Ben Dowell, The Times

““I’m ashamed to say that I believed in Gilead once,” Agnes tells viewers, her opening testament. “I guess it’s easier to accept a story, even a childish one, rather than accept that the people around you are monsters.” There will be some who find the daily flow of news sufficiently monstrous, who don’t need fiction to hold a mirror up to society right now. But, for others, The Testaments will serve as an impressive follow-up to The Handmaid’s Tale, lightening the tone, upping the pace, but retaining its careful depiction of how a society can backslide into regression and repression.”
Nick Hilton, The Independent

“The Handmaid’s Tale series had a bright beginning. But once it carried on beyond the pages of Atwood’s novel, the law of diminishing returns kicked in with a vengeance. Confused as to where it was going, it descended into sadism. At its worst, it seemed to take an almost wicked glee in its depiction of violence against women. That impulse is thankfully resisted in The Testaments. It instead opts for a homespun, almost twee, tone reminiscent of the quirky films of Wes Anderson.
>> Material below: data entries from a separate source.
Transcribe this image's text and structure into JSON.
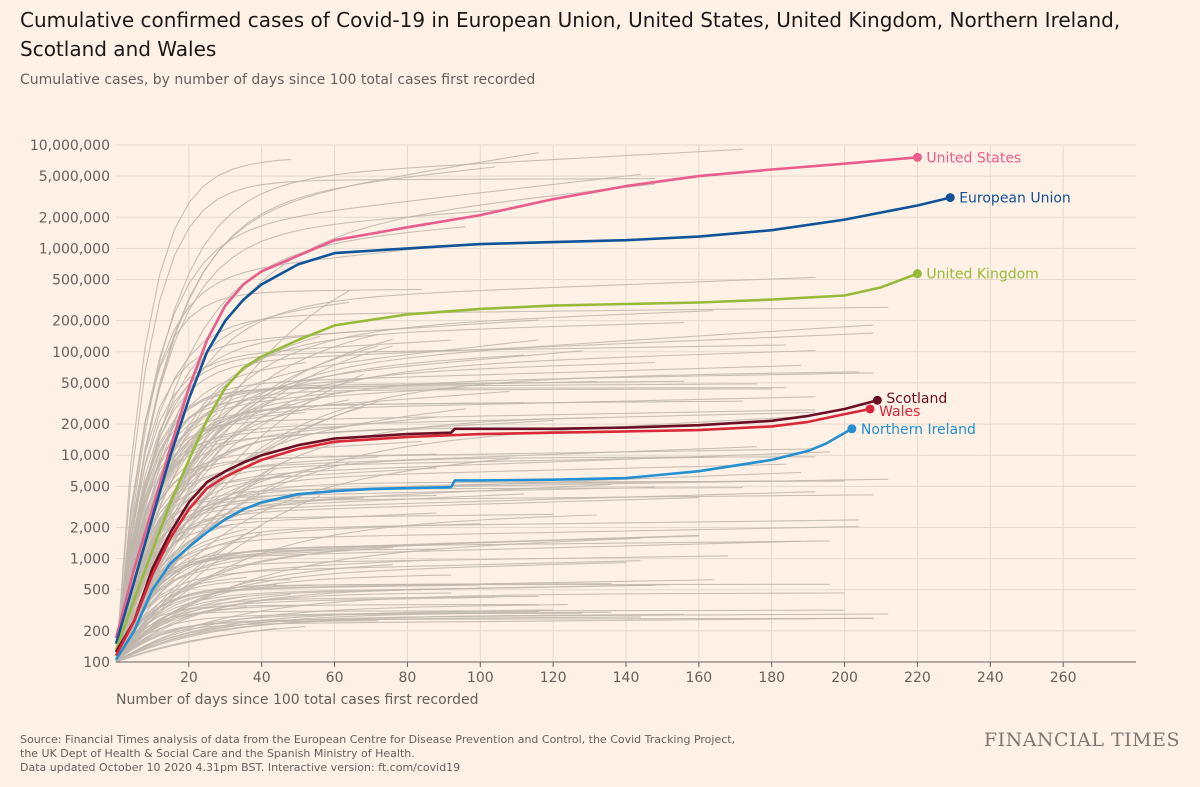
{
  "header": {
    "title": "Cumulative confirmed cases of Covid-19 in European Union, United States, United Kingdom, Northern Ireland, Scotland and Wales",
    "subtitle": "Cumulative cases, by number of days since 100 total cases first recorded"
  },
  "footer": {
    "source_line1": "Source: Financial Times analysis of data from the European Centre for Disease Prevention and Control, the Covid Tracking Project,",
    "source_line2": "the UK Dept of Health & Social Care and the Spanish Ministry of Health.",
    "source_line3": "Data updated October 10 2020 4.31pm BST. Interactive version: ft.com/covid19",
    "logo": "FINANCIAL TIMES"
  },
  "chart_data": {
    "type": "line",
    "title": "Cumulative confirmed cases of Covid-19 in European Union, United States, United Kingdom, Northern Ireland, Scotland and Wales",
    "subtitle": "Cumulative cases, by number of days since 100 total cases first recorded",
    "xlabel": "Number of days since 100 total cases first recorded",
    "ylabel": "",
    "yscale": "log",
    "xlim": [
      0,
      280
    ],
    "ylim": [
      100,
      10000000
    ],
    "xticks": [
      20,
      40,
      60,
      80,
      100,
      120,
      140,
      160,
      180,
      200,
      220,
      240,
      260
    ],
    "xtick_labels": [
      "20",
      "40",
      "60",
      "80",
      "100",
      "120",
      "140",
      "160",
      "180",
      "200",
      "220",
      "240",
      "260"
    ],
    "yticks": [
      100,
      200,
      500,
      1000,
      2000,
      5000,
      10000,
      20000,
      50000,
      100000,
      200000,
      500000,
      1000000,
      2000000,
      5000000,
      10000000
    ],
    "ytick_labels": [
      "100",
      "200",
      "500",
      "1,000",
      "2,000",
      "5,000",
      "10,000",
      "20,000",
      "50,000",
      "100,000",
      "200,000",
      "500,000",
      "1,000,000",
      "2,000,000",
      "5,000,000",
      "10,000,000"
    ],
    "grid": true,
    "background_lines": "other countries and regions shown in grey",
    "series": [
      {
        "name": "United States",
        "color": "#e95d8c",
        "x": [
          0,
          5,
          10,
          15,
          20,
          25,
          30,
          35,
          40,
          50,
          60,
          80,
          100,
          120,
          140,
          160,
          180,
          200,
          220
        ],
        "y": [
          170,
          800,
          3000,
          12000,
          45000,
          130000,
          280000,
          450000,
          600000,
          850000,
          1200000,
          1600000,
          2100000,
          3000000,
          4000000,
          5000000,
          5800000,
          6600000,
          7600000
        ]
      },
      {
        "name": "European Union",
        "color": "#0f5499",
        "x": [
          0,
          5,
          10,
          15,
          20,
          25,
          30,
          35,
          40,
          50,
          60,
          80,
          100,
          120,
          140,
          160,
          180,
          200,
          220,
          229
        ],
        "y": [
          150,
          600,
          2500,
          10000,
          35000,
          100000,
          200000,
          320000,
          450000,
          700000,
          900000,
          1000000,
          1100000,
          1150000,
          1200000,
          1300000,
          1500000,
          1900000,
          2600000,
          3100000
        ]
      },
      {
        "name": "United Kingdom",
        "color": "#96bb3a",
        "x": [
          0,
          5,
          10,
          15,
          20,
          25,
          30,
          35,
          40,
          50,
          60,
          80,
          100,
          120,
          140,
          160,
          180,
          200,
          210,
          220
        ],
        "y": [
          130,
          400,
          1200,
          3500,
          9000,
          22000,
          45000,
          70000,
          90000,
          130000,
          180000,
          230000,
          260000,
          280000,
          290000,
          300000,
          320000,
          350000,
          420000,
          570000
        ]
      },
      {
        "name": "Scotland",
        "color": "#6b0f24",
        "x": [
          0,
          5,
          10,
          15,
          20,
          25,
          30,
          35,
          40,
          50,
          60,
          80,
          92,
          93,
          100,
          120,
          140,
          160,
          180,
          190,
          200,
          209
        ],
        "y": [
          125,
          250,
          800,
          1800,
          3500,
          5500,
          7000,
          8500,
          10000,
          12500,
          14500,
          16000,
          16500,
          18000,
          18000,
          18000,
          18500,
          19500,
          21500,
          24000,
          28000,
          34000
        ]
      },
      {
        "name": "Wales",
        "color": "#d9283a",
        "x": [
          0,
          5,
          10,
          15,
          20,
          25,
          30,
          35,
          40,
          50,
          60,
          80,
          100,
          120,
          140,
          160,
          180,
          190,
          200,
          207
        ],
        "y": [
          115,
          250,
          700,
          1600,
          3000,
          4800,
          6200,
          7500,
          9000,
          11500,
          13500,
          15000,
          16000,
          16500,
          17000,
          17500,
          19000,
          21000,
          25000,
          28000
        ]
      },
      {
        "name": "Northern Ireland",
        "color": "#2490d1",
        "x": [
          0,
          5,
          10,
          15,
          20,
          25,
          30,
          35,
          40,
          50,
          60,
          70,
          80,
          92,
          93,
          100,
          120,
          140,
          160,
          180,
          190,
          195,
          202
        ],
        "y": [
          105,
          200,
          500,
          900,
          1300,
          1800,
          2400,
          3000,
          3500,
          4200,
          4500,
          4700,
          4800,
          4900,
          5700,
          5700,
          5800,
          6000,
          7000,
          9000,
          11000,
          13000,
          18000
        ]
      }
    ]
  }
}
Aunt Lydia’s students wear colour-coded dresses – plum purple for students approaching puberty, green for those ready to be married off. A handful of scenes of bracing violence in the school are filmed with a cool, dispassionate eye.”
Ed Power, Telegraph

“André Ricciardi also wants to make others laugh all the time, but the one-time advertising creative from San Francisco is not truly sad, even when he is diagnosed with stage 4 colon cancer aged 52. If anything it only makes him more joyous, ebullient, generous and, above all, honest — and thankfully for us, he recorded his final years for the camera. André Is an Idiot (BBC4) is one of the most moving and profound cancer stories you will see.”
Ben Dowell, The Times

Ligas, Sky Atlantic

“A word of warning. If you like your crimebusters to be progressive types, with liberal ideals and a feminist slant, stay away from Ligas. It’ll only upset you. Set in Milan and starring Luca Argentero as a dapper lawyer on the skids, Ligas is about as politically correct as a Carry On film and as woke as the Reform UK party conference. Put it this way, you’re unlikely to see this Italian-language series repeated on BBC4.”